Psalm Sunday, it was like tomorrows news printed in yesterday’s paper, there to be read, there to ready them, just as the Scriptures are for us today.
Psalm Sunday, the Triumphal Entry of Christ into Jerusalem was a much misunderstood event so what was it really all about?
Let’s summarize it into four points:
1. It was to demonstrate the choice of Christ to lay His life down for us. Way before Mary anointed Him with Myrrh Jesus knew what was going to take place because of the Father’s love for you and I. In John 10:17,18 Jesus says, “Therefore My Father loves Me, because I lay down My life that I may take it again. No one takes it from Me, but I lay it down of Myself. I have power to lay it down, and I have power to take it again. This command I have received from My Father.” It is the choice of Jesus to give His life for us, no one, not the Romans and not even the Jews and the Pharisees took it from Him. He gave His life for you!
2. It was to reveal the sovereign design of God’s timing over man’s. The Pharisees and Sadducees much less the Romans had no intention of killing Jesus during the Passover Feast. To their eyes that would have turned the tide of public opinion against them. To the Father and the Son and the Holy Spirit, this Passover was the only time they had ever intended for this to be fulfilled.

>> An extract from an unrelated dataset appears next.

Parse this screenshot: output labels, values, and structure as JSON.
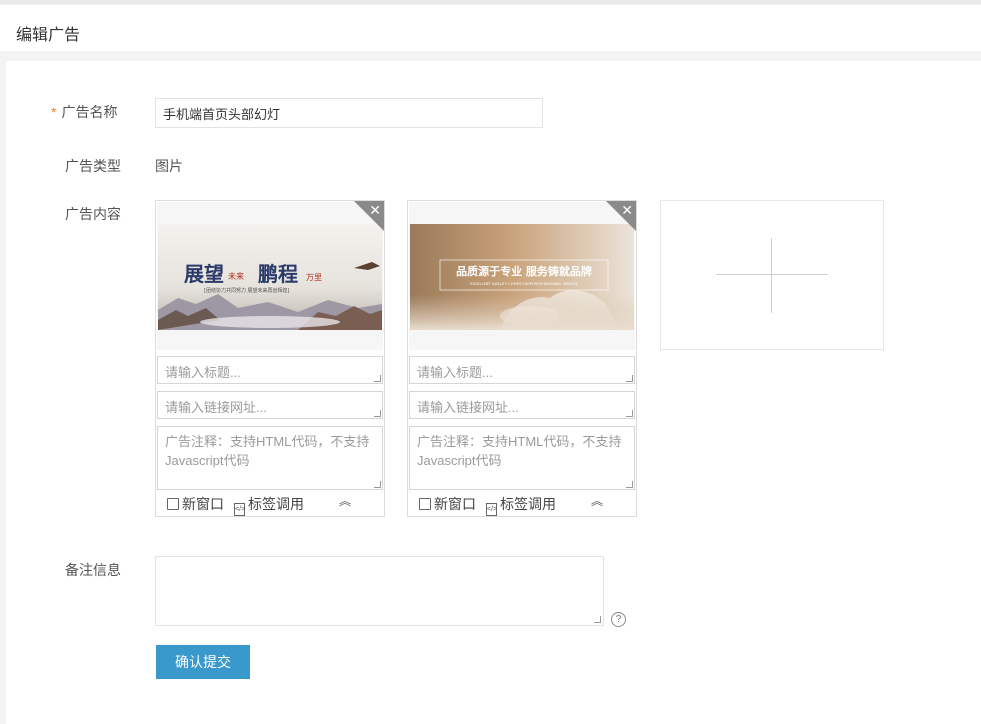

3. It was to reveal to Israel and the Gentile peoples that Jesus is indeed the Messiah. The multitudes and even the children hail Jesus as the One who comes in the name of the LORD, the One who comes as was prophesied in 2 Samuel 7 to fulfill or continue and complete the kingdom of King David, a kingdom which would never end according to that prophecy. When the crowd hailed Him as the Messiah He did not try to quiet them. The Pharisees objected because they clearly realized what the crowd was saying about Jesus, that He is the long awaited Messiah. Do you remember Jesus words to them, “I tell you that if these were to be silent the stones themselves would immediately cry out.” Lk 19:40 Psalm Sunday is all about the revealing of the Messiah.
4. It revealed the kind of Messiah God had sent, it revealed the kind of saving they ultimately needed, it revealed the kind of love that God loved them with. The colt He rode upon, exactly as Zechariah 9:9 said He would, the gentleness of One who would not break a bent reed or put out a smoldering wick as Isaiah had said (42:3), the shepherd who would leave the 99 to go after the one. This is what Palm Sunday is all about, it is what Psalm Sunday has been whispering to us, shouting to us for almost 3000 years. It reveals the Father’s love for us...1 John 4:4 “In this is love, not that we loved God, but that He loved us and sent His Son to be the propitiation for our sins.”